これはトンネルが舌骨のみならず、口唇などが土台となるということを意味します。また終着地点が口唇になるわけですから、オトガイという部位の重要性が極めて重要であることが見えてくるはずです。中咽頭においても上咽頭においても、下顎骨が足場として重要なポジションにあるということです。

さて、こうして上咽頭、中咽頭を考察していくと、「咽頭ユニット」が見えてきます。

スクリーンショット 2021-04-25 10.13.54

胸骨甲状筋も加えています。これは咽頭収縮筋の「引き上げ」としての機能に対するアンチベクトルの意味で付け加えています。咽頭収縮筋が引き下げでかつ、声帯を伸展させるのか、短縮させるのか、意見があるようですが、そこには一旦触れず、引き上げ、引き下げとしての考察として足しました。

輪状甲状筋を超えていく

話はテント理論に戻ります。「声帯が痩せる」とは病的なレベルではなく「声帯萎縮」のような発声障害レベルのことは指していません。ですが、発声指導の現場で、「声が痩せている」とはよく用いられる表現です。これが、ボイストレーニングをしている人にも起きることです。

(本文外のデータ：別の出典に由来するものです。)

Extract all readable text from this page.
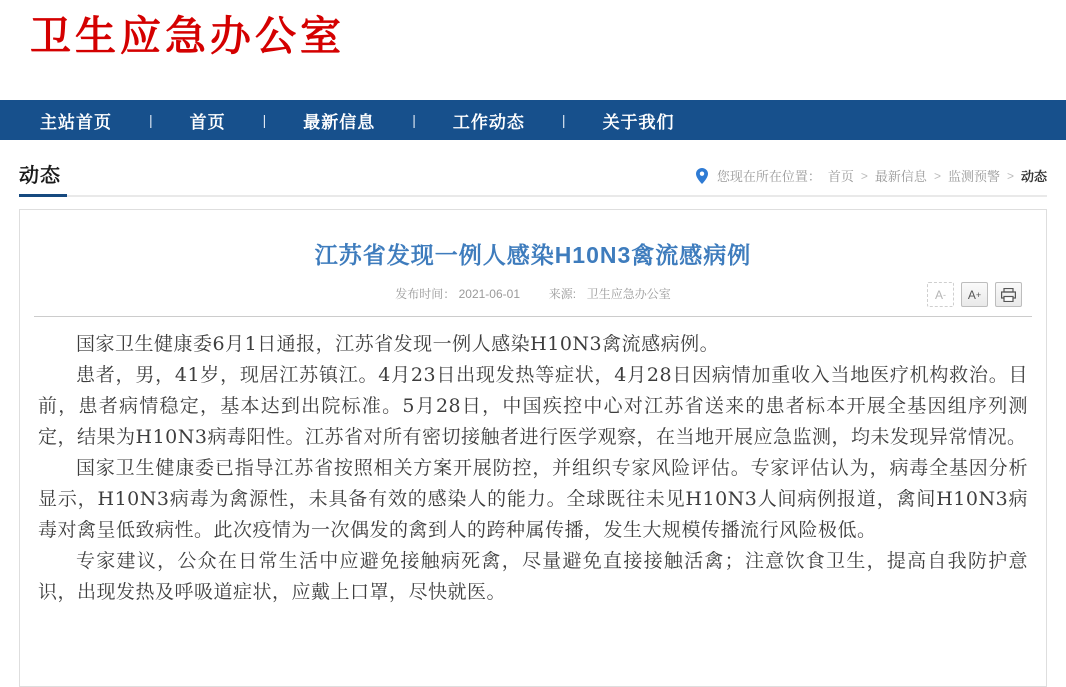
卫生应急办公室
主站首页	| 首页	| 最新信息	| 工作动态	| 关于我们
动态	您现在所在位置： 首页 > 最新信息 > 监测预警 > 动态
江苏省发现一例人感染H10N3禽流感病例
发布时间： 2021-06-01 来源: 卫生应急办公室	A - A +

国家卫生健康委6月1日通报，江苏省发现一例人感染H10N3禽流感病例。

患者，男，41岁，现居江苏镇江。4月23日出现发热等症状，4月28日因病情加重收入当地医疗机构救治。目前，患者病情稳定，基本达到出院标准。5月28日，中国疾控中心对江苏省送来的患者标本开展全基因组序列测定，结果为H10N3病毒阳性。江苏省对所有密切接触者进行医学观察，在当地开展应急监测，均未发现异常情况。

国家卫生健康委已指导江苏省按照相关方案开展防控，并组织专家风险评估。专家评估认为，病毒全基因分析显示，H10N3病毒为禽源性，未具备有效的感染人的能力。全球既往未见H10N3人间病例报道，禽间H10N3病毒对禽呈低致病性。此次疫情为一次偶发的禽到人的跨种属传播，发生大规模传播流行风险极低。

专家建议，公众在日常生活中应避免接触病死禽，尽量避免直接接触活禽；注意饮食卫生，提高自我防护意识，出现发热及呼吸道症状，应戴上口罩，尽快就医。
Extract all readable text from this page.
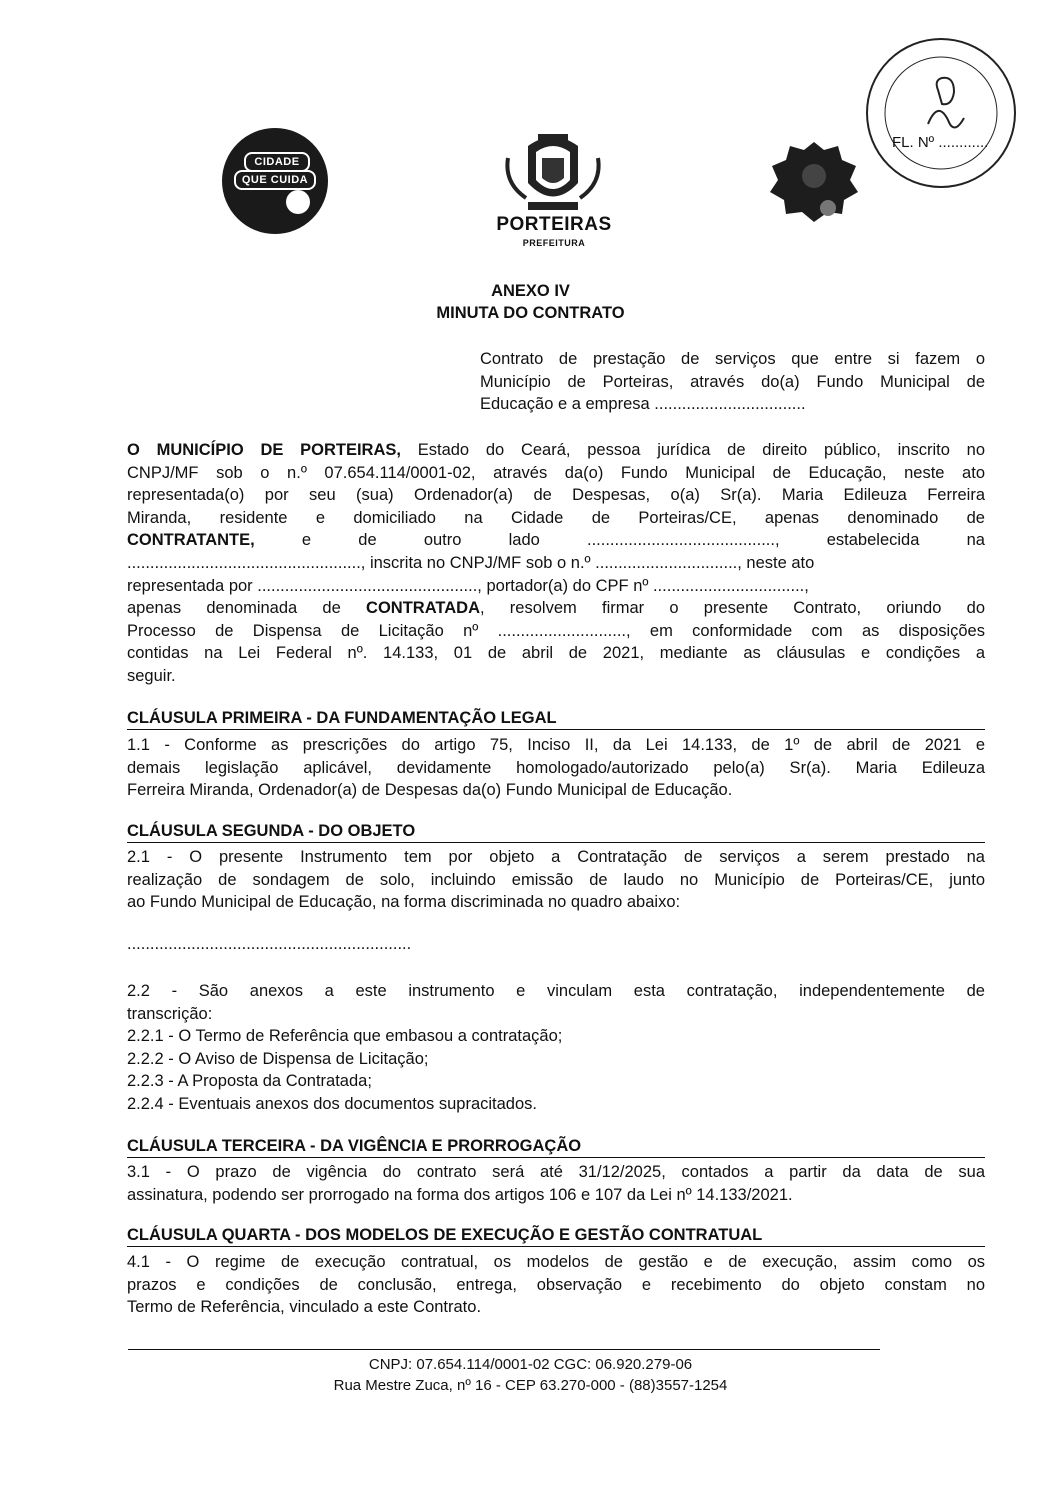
CIDADE
QUE CUIDA
PORTEIRAS
PREFEITURA
FL. Nº ............
ANEXO IV
MINUTA DO CONTRATO
Contrato de prestação de serviços que entre si fazem o
Município de Porteiras, através do(a) Fundo Municipal de
Educação e a empresa .................................
O MUNICÍPIO DE PORTEIRAS, Estado do Ceará, pessoa jurídica de direito público, inscrito no
CNPJ/MF sob o n.º 07.654.114/0001-02, através da(o) Fundo Municipal de Educação, neste ato
representada(o) por seu (sua) Ordenador(a) de Despesas, o(a) Sr(a). Maria Edileuza Ferreira
Miranda, residente e domiciliado na Cidade de Porteiras/CE, apenas denominado de
CONTRATANTE,	e	de	outro	lado	.........................................,	estabelecida	na
..................................................., inscrita no CNPJ/MF sob o n.º ..............................., neste ato
representada por ................................................, portador(a) do CPF nº .................................,
apenas denominada de CONTRATADA, resolvem firmar o presente Contrato, oriundo do
Processo de Dispensa de Licitação nº ............................, em conformidade com as disposições
contidas na Lei Federal nº. 14.133, 01 de abril de 2021, mediante as cláusulas e condições a
seguir.
CLÁUSULA PRIMEIRA - DA FUNDAMENTAÇÃO LEGAL
1.1 - Conforme as prescrições do artigo 75, Inciso II, da Lei 14.133, de 1º de abril de 2021 e
demais legislação aplicável, devidamente homologado/autorizado pelo(a) Sr(a). Maria Edileuza
Ferreira Miranda, Ordenador(a) de Despesas da(o) Fundo Municipal de Educação.
CLÁUSULA SEGUNDA - DO OBJETO
2.1 - O presente Instrumento tem por objeto a Contratação de serviços a serem prestado na
realização de sondagem de solo, incluindo emissão de laudo no Município de Porteiras/CE, junto
ao Fundo Municipal de Educação, na forma discriminada no quadro abaixo:
..............................................................
2.2 - São anexos a este instrumento e vinculam esta contratação, independentemente de
transcrição:
2.2.1 - O Termo de Referência que embasou a contratação;
2.2.2 - O Aviso de Dispensa de Licitação;
2.2.3 - A Proposta da Contratada;
2.2.4 - Eventuais anexos dos documentos supracitados.
CLÁUSULA TERCEIRA - DA VIGÊNCIA E PRORROGAÇÃO
3.1 - O prazo de vigência do contrato será até 31/12/2025, contados a partir da data de sua
assinatura, podendo ser prorrogado na forma dos artigos 106 e 107 da Lei nº 14.133/2021.
CLÁUSULA QUARTA - DOS MODELOS DE EXECUÇÃO E GESTÃO CONTRATUAL
4.1 - O regime de execução contratual, os modelos de gestão e de execução, assim como os
prazos e condições de conclusão, entrega, observação e recebimento do objeto constam no
Termo de Referência, vinculado a este Contrato.
CNPJ: 07.654.114/0001-02 CGC: 06.920.279-06
Rua Mestre Zuca, nº 16 - CEP 63.270-000 - (88)3557-1254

これは、「声帯筋の拮抗相手の問題である」と考えます。「声帯筋の拮抗相手は輪状甲状筋である」とはこの20年間でボイストレーニング現場でも本当に広まったことですが、結論から言うと、おそらくそれでは少なすぎます。また微弱すぎます。「拮抗」とは表裏一体です。拮抗筋が痩せれば、その反対ベクトルの筋も痩せます。ですから、拮抗相手を筋肉に見つけさせ、互いに仕事をさせていくことが大事です。もし、声帯の拮抗筋が、輪状甲状筋一つ、だと想定してトレーニングするなら、声帯筋のレベルは輪状甲状筋のレベルを超えることがありません。輪状甲状筋を超えていけないのです。声帯筋を歌唱レベルにまで育てるには、輪状甲状筋を超えていかなくてはいけません。

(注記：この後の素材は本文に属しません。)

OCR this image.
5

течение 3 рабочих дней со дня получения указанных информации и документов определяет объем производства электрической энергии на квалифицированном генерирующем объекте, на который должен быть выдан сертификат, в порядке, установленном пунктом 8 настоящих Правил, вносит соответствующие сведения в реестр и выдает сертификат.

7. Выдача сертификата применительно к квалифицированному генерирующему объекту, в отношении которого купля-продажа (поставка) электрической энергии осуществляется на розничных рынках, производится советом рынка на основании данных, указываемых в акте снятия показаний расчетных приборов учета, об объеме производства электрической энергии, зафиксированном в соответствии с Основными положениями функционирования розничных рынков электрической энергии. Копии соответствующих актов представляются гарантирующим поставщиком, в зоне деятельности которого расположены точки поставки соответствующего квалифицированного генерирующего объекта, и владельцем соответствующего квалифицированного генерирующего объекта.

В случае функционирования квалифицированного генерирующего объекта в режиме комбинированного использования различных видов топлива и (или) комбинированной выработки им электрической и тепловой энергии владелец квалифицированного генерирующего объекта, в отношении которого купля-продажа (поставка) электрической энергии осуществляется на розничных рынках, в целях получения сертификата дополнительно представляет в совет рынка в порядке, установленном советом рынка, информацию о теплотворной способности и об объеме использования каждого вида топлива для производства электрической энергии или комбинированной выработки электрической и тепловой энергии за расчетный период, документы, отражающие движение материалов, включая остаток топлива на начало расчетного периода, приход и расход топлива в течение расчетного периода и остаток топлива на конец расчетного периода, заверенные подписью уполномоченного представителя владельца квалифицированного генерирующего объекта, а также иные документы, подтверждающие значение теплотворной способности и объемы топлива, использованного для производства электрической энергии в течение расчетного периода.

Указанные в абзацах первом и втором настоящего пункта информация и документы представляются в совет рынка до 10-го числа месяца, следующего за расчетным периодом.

もしそうでないなら、それは、話声レベルでしか成立しません。そう考えると、拮抗相手の数を増やすこと、また拮抗相手により大きな筋肉を想定していくことが重要です。つまり、声帯筋をより太いロープに成長させたいというのであれば、より太いロープを外から張ってあげることが大事、ということになります。やはりテントで考えればわかりやすいことですね。

画像12

話声レベルから変えていきたい、とする人にはこれは極めて重要なことです。また、「声優学校などでむちゃくちゃなトレーニングを受けてきた、非科学的ですあれは」などとおっしゃる方がいわゆる甲状披裂筋(こうじょうひれつきん)、輪状甲状筋ありきのボイストレーニングを受けにくることがあります。でも、そういうクライアントの話声はムチムチと声帯筋に重みを感じさせてくれます。これは、ここ20年くらいで流行った輪状甲状筋を拮抗筋として考えるトレーニングを受けていない代わりに、「雑だ」「非科学的だ」と思われる発声トレーニングの中に、輪状甲状筋以外の筋肉を声帯筋の拮抗相手にさせるトレーニングが盛り込まれていたのではないかと、推測できるのです。※2

※1 JoeEstill、Cathrine Sadolin(CVT)等がそれぞれのメソッドでトゥワングという言葉で喉頭蓋の扱いについて言及しています。CVTでは「ホルン状の形を形成する」と表現しています。
※2 パーツを分離する系統のトレーニングと、パーツを複合的に扱うトレーニングで、後者の方が声帯が育つケースがあるなと思っていたものですが、これがその答えであればいいという希望的観測をしています。